Searching High‐Potential Dihydroxynaphthalene Cathode for Rocking‐Chair All‐Organic Aqueous Proton Batteries

Abstract The lack of acid‐proof high‐potential cathode largely limits the development and competitiveness of proton batteries. Herein, the authors systematically investigated six dihydroxynaphthalenes (DHNs) and found that 2,6‐DHN delivered the best cathode performance in proton battery with the highest redox potential (0.84 V, vs SHE) and a specific capacity of 91.6 mAh g −1 at 1 A g −1 . In situ solid‐state electropolymerization of DHNs is responsible for the voltage and capacity fading of DHNs, and 2,6‐DHN's excellent electrochemical performance is derived from its high polymerization energy barrier.
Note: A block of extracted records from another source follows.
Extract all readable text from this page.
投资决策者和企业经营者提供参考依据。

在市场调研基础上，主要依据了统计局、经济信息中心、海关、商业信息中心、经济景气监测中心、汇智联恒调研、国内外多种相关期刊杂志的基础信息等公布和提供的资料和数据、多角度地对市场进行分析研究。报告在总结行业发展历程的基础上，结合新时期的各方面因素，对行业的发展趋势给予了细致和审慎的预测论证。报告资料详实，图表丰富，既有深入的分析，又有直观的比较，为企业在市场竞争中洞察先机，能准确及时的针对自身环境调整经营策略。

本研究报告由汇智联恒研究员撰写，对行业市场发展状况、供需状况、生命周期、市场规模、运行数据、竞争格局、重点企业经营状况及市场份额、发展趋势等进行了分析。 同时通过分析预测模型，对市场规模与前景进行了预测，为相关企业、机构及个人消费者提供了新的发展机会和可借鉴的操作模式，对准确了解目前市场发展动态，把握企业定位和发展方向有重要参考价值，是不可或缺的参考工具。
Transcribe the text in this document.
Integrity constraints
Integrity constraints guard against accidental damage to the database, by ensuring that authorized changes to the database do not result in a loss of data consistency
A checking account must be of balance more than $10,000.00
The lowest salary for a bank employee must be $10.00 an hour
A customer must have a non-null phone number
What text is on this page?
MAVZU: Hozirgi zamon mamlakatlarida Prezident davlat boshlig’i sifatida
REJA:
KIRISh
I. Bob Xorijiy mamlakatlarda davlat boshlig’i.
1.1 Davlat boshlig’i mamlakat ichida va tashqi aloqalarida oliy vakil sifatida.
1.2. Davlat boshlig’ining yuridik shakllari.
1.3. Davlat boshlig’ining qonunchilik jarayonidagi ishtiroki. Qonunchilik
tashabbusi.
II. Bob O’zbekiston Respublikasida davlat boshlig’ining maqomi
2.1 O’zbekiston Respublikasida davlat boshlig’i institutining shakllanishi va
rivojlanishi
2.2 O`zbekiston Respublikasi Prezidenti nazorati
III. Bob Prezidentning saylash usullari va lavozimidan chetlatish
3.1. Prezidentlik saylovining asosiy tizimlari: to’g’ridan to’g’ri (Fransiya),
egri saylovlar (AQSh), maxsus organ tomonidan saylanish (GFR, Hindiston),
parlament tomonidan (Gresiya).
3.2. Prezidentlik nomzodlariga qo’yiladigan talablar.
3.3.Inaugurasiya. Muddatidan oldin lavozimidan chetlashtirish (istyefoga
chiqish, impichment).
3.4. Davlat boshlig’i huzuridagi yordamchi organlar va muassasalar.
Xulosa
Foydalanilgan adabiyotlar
By compounding with rGO, the 2,6‐DHN/rGO electrode can maintain a specific capacity of 89 mAh g −1 even after 12 000 cycles at 5 A g −1 . When it is paired with the 2,6‐dihydroxyanthraquinone (DHAQ) anode, the assembled rocking‐chair all‐organic proton battery exhibited a high cell voltage of 0.85 V, and excellent energy/power densities (70.8 Wh kg −1 /850 W kg −1 ). This study showcases a new‐type high‐potential proton‐containing organic cathode and paves the way for constructing a high‐voltage rocking‐chair proton battery. Also, in situ solid‐state electropolymerization will inspire the further study of phenol‐based small‐molecule electrodes.